Listening to what former Brooklyn D.A. Liz Holtzman said about the notorious fugitive from justice Avrohom Mondrowitz on Zev Brenner's show last night caused me to think in some detail about the failed attempts to extradite him.
Avrohom Mondrowitz in May 2012
Listening to what former Brooklyn D.A. Liz Holtzman said about Avrohom Mondrowitz on Zev Brenner's show last night caused me to think in some detail about the failed attempt to extradite him.
For those of you who don't know, Mondrowitz fled indictment in Brooklyn for child rape with the help and encouragement of haredi and Orthodox rabbis and ended up in Israel, where's he's lived for a quarter century, almost all of that time openly in Jerusalem.
Mondrowitz escaped extradition twice, the first soon after his flight from Brooklyn. Israel refused to extradite him then on the flimsy pretext that its extradition treaty with the US covered rape but not sodomy. (In other words, a rapist of a 12-year-old girl would have been extradited according to Israel but a rapist of a 12-year-old boy – or of dozens of 12-year-old boys – would not have been because undefined rape doesn’t cover man-on-boy sodomy. This was Israel’s position – not Mondrowitz’s – which should tell you much about how dishonest Israel can be when it wants to.)

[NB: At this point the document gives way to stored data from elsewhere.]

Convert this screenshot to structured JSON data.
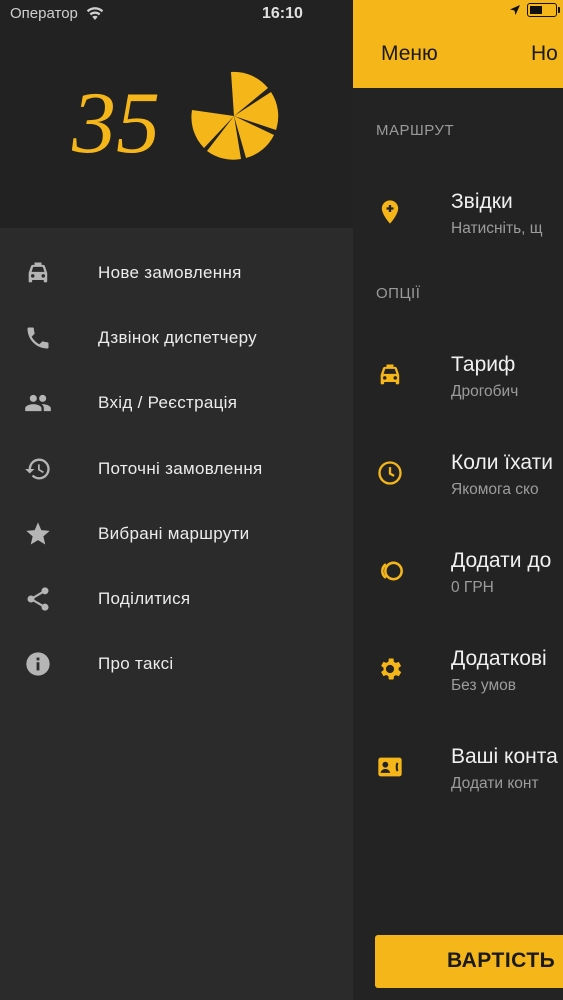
{
  "status_bar": {
    "carrier": "Оператор",
    "time": "16:10"
  },
  "logo": {
    "text": "35"
  },
  "drawer_menu": [
    {
      "icon": "taxi-icon",
      "label": "Нове замовлення"
    },
    {
      "icon": "phone-icon",
      "label": "Дзвінок диспетчеру"
    },
    {
      "icon": "people-icon",
      "label": "Вхід / Реєстрація"
    },
    {
      "icon": "history-icon",
      "label": "Поточні замовлення"
    },
    {
      "icon": "star-icon",
      "label": "Вибрані маршрути"
    },
    {
      "icon": "share-icon",
      "label": "Поділитися"
    },
    {
      "icon": "info-icon",
      "label": "Про таксі"
    }
  ],
  "header": {
    "menu_label": "Меню",
    "title": "Но"
  },
  "sections": {
    "route": "МАРШРУТ",
    "options": "ОПЦІЇ"
  },
  "route_rows": [
    {
      "icon": "add-location-icon",
      "title": "Звідки",
      "subtitle": "Натисніть, щ"
    }
  ],
  "option_rows": [
    {
      "icon": "taxi-icon",
      "title": "Тариф",
      "subtitle": "Дрогобич"
    },
    {
      "icon": "clock-icon",
      "title": "Коли їхати",
      "subtitle": "Якомога ско"
    },
    {
      "icon": "coins-icon",
      "title": "Додати до",
      "subtitle": "0 ГРН"
    },
    {
      "icon": "gear-icon",
      "title": "Додаткові",
      "subtitle": "Без умов"
    },
    {
      "icon": "contact-icon",
      "title": "Ваші конта",
      "subtitle": "Додати конт"
    }
  ],
  "price_button": {
    "label": "ВАРТІСТЬ"
  },
  "colors": {
    "accent": "#F5B61A",
    "drawer_bg": "#2B2B2B",
    "main_bg": "#232323",
    "icon_grey": "#B5B5B5"
  }
}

Another try was made almost two decades later by a different D.A., Charles Hynes, when the treaty was finally changed and the new version of it took effect.

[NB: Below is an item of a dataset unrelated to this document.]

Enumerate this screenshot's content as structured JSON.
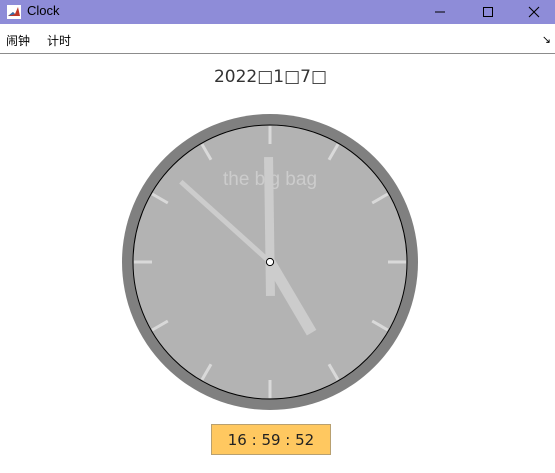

Rehashing what took place then brought up something I was told five years ago when the new treaty went into effect. A normal extradition request takes about six weeks from the moment a DA asks the US State Department until the other country responds. Since Mondrowitz was arrested in October, the request should have been made in the last week of August of the first week of September.
So I asked the Brooklyn D.A. this afternoon for the date.
His spokesperson Jerry Schmetterer told me Hynes asked for Mondrowitz to be extradited in April 2007.
Again, Israel didn't arrest Mondrowitz until October – literally hours before the Ha'aretz exposé on him was about to be published (an exposé that I'm happy to say I was able to shape somewhat by making certain evidence about Mondrowitz accessible to it).
That means the US Department of State and Israel took and extraordinary length of time to act – four times what I was told was normal.
I think that when Michael Lesher gets the Mondrowitz documents from his long-fought FOIL request – which should happen this week if it hasn't happened already – they should show an almost six month delay.
Why?
Hynes, could have made that request three months earlier. But he didn't.
Why?
Lesher's documents may answer these questions.
It is not out of line to think that extraditing Mondrowitz – who allegedly raped dozens of boys but who had been in Israel for two decades – wasn't a very high priority for Hynes.
But even if that's true, it clearly wasn't a high priority for Israel, either.
In the end, Mondrowitz wasn't extradited because Israel's High Court of Justice ruled the evidence against this fugitive child rapist was too old, and that too much time had passed for Mondrowitz to get a fair trial – something Holtzman found shocking, absurd and revolting, as did I and should you.
At any rate, who wanted to extradite Mondrowitz and how bad they did or did not want it should be known very soon.
Time – a very, very brief amount of time – should finally tell us the truth.